Diários de quarentena (20): Coronam Vitae e Quando chovia em abril
Antes da passagem escura
A lareira da sala pixelava escolhas vãs
O gato sonhava que dormia
E o amanhã abria-se como o ontem
Agora, o não humano acorda a humanidade
A Terra voltou a respirar
O lavar as mãos tornou-se um compromisso
E no silêncio cada espinho florirá
Cara ou coroa?
Abraço a minha noite e entrego-me à claridade

Céu vermelho. Foto Íris Martín Pereira
31 de Março de 2020
Liomarevi (pseudónimo literário)
Quando chovia em abril – a Páscoa em Alcochete
Como eu vivi e descrevi a Páscoa em Alcochete, nos anos 50 da minha adolescência, em um fragmento do meu livro Casas Contadas:
“Quando chovia em abril, o cheiro da terra molhada era tão forte como a cor da mimosa amarela, naqueles dias da Semana Santa, em que eu corria a abrigar-me debaixo do seu tronco, a chorar a Paixão de Cristo e os pecados do mundo. As pessoas ainda se vestiam de luto, as mulheres de preto pesado e os homens de gravata preta, na Sexta-Feira Santa à noite, quando a Procissão do Enterro atravessava a vila, duas filas de gente com tochas a acompanhavam, o esquife era levado em ombros, evoluía ao ritmo da banda, cadenciado. Nesse mesmo dia era a Procissão do Encontro, tão dolorosa quanto a outra. O Senhor dos Passos, vestido de roxo, quase em tamanho natural, estava ajoelhado sob o peso da cruz, num andor todo decorado de glicínias. Saía da Igreja Matriz e descia a Rua Direita, em ritmo solene, para se encontrar com Nossa Senhora das Dores, também no seu andor, que tinha saído da Capela de Nossa Senhora da Vida.

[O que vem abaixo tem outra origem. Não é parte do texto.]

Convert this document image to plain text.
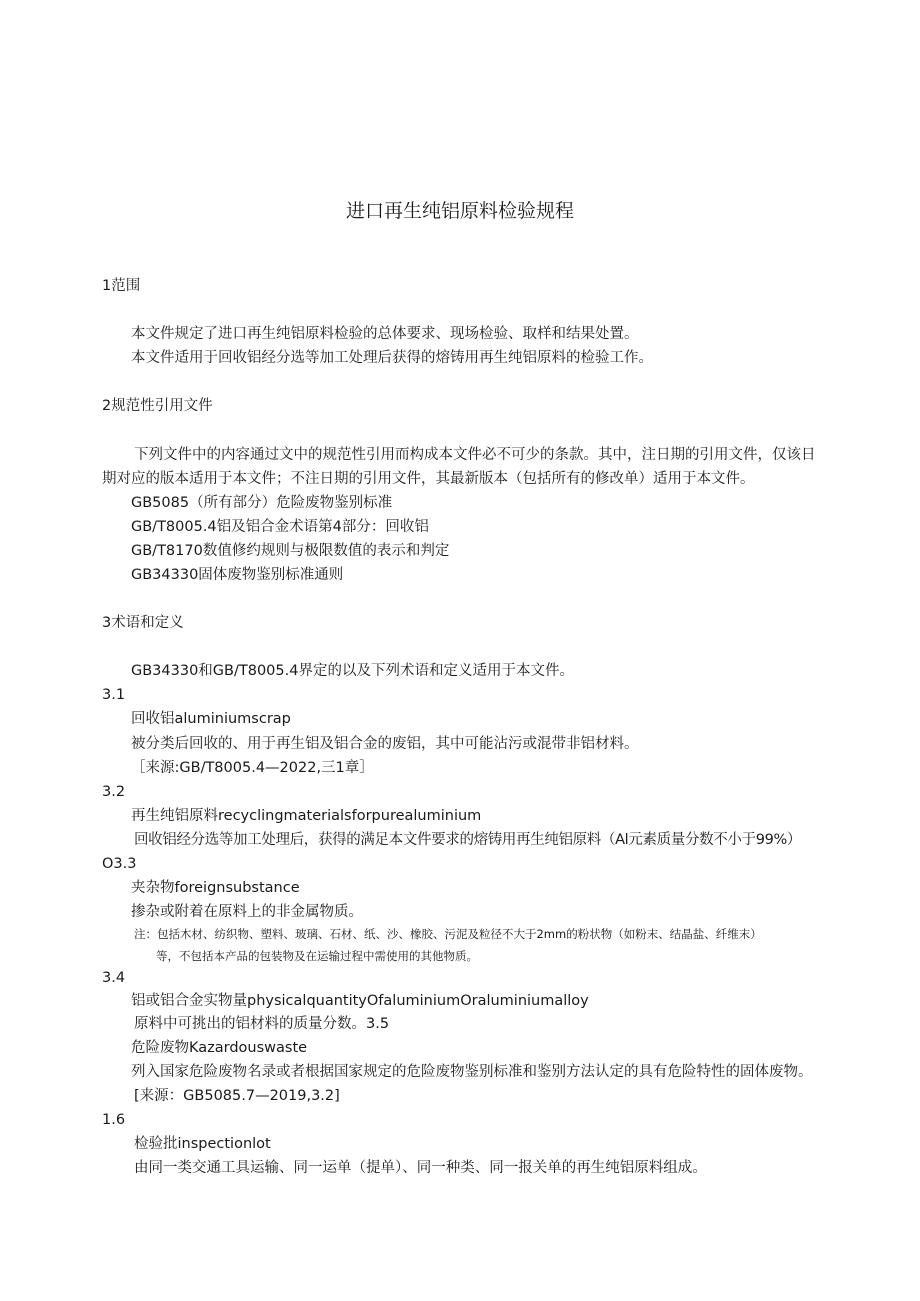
进口再生纯铝原料检验规程
1范围
本文件规定了进口再生纯铝原料检验的总体要求、现场检验、取样和结果处置。
本文件适用于回收铝经分选等加工处理后获得的熔铸用再生纯铝原料的检验工作。
2规范性引用文件
下列文件中的内容通过文中的规范性引用而构成本文件必不可少的条款。其中，注日期的引用文件，仅该日
期对应的版本适用于本文件；不注日期的引用文件，其最新版本（包括所有的修改单）适用于本文件。
GB5085（所有部分）危险废物鉴别标准
GB/T8005.4铝及铝合金术语第4部分：回收铝
GB/T8170数值修约规则与极限数值的表示和判定
GB34330固体废物鉴别标准通则
3术语和定义
GB34330和GB/T8005.4界定的以及下列术语和定义适用于本文件。
3.1
回收铝aluminiumscrap
被分类后回收的、用于再生铝及铝合金的废铝，其中可能沾污或混带非铝材料。
［来源:GB/T8005.4—2022,三1章］
3.2
再生纯铝原料recyclingmaterialsforpurealuminium
回收铝经分选等加工处理后，获得的满足本文件要求的熔铸用再生纯铝原料（Al元素质量分数不小于99%）
O3.3
夹杂物foreignsubstance
掺杂或附着在原料上的非金属物质。
注：包括木材、纺织物、塑料、玻璃、石材、纸、沙、橡胶、污泥及粒径不大于2mm的粉状物（如粉末、结晶盐、纤维末）
等，不包括本产品的包装物及在运输过程中需使用的其他物质。
3.4
铝或铝合金实物量physicalquantityOfaluminiumOraluminiumalloy
原料中可挑出的铝材料的质量分数。3.5
危险废物Kazardouswaste
列入国家危险废物名录或者根据国家规定的危险废物鉴别标准和鉴别方法认定的具有危险特性的固体废物。
[来源：GB5085.7—2019,3.2]
1.6
检验批inspectionlot
由同一类交通工具运输、同一运单（提单）、同一种类、同一报关单的再生纯铝原料组成。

A minha azáfama começava com o senhor Prior na igreja a dizer o programa da Semana Santa. As grandes cerimónias eram iniciadas na Quinta-Feira Santa com o Lava-Pés, quando os velhos do Asilo faziam de discípulos do Senhor, os padres, que eram vários nesses dias solenes, tinham grandes bacias de água e toalhas de linho branco e ajoelhavam-se no chão, a passar de um velho para o outro, a seguir. Entre a confissão, sempre empolgante na expectativa de que o padre desse respostas às minhas dúvidas de fé, e a comunhão de Sábado de Aleluia, eu cumpria o jejum e abstinência. Com o Círio da Vigília Pascal a acender-se dentro da igreja, corriam cá fora os costumes profanos da Queima do Judas e o barulho dos bate-folhas de lata que os rapazes arrastavam pelas ruas; devo dizer que algumas vezes me atraíam mais estas coisas do que as demoradas cerimónias entoadas em latim. Passadas as dores da semana, chegava o dia de Domingo em que o padre visitava as casas, e a nossa era especialmente preparada com tudo o que houvesse de melhor para o receber e à sua comitiva de sacristão, meninos do coro e beatas de primeira classe, destacadas de todas as outras criaturas na paróquia.”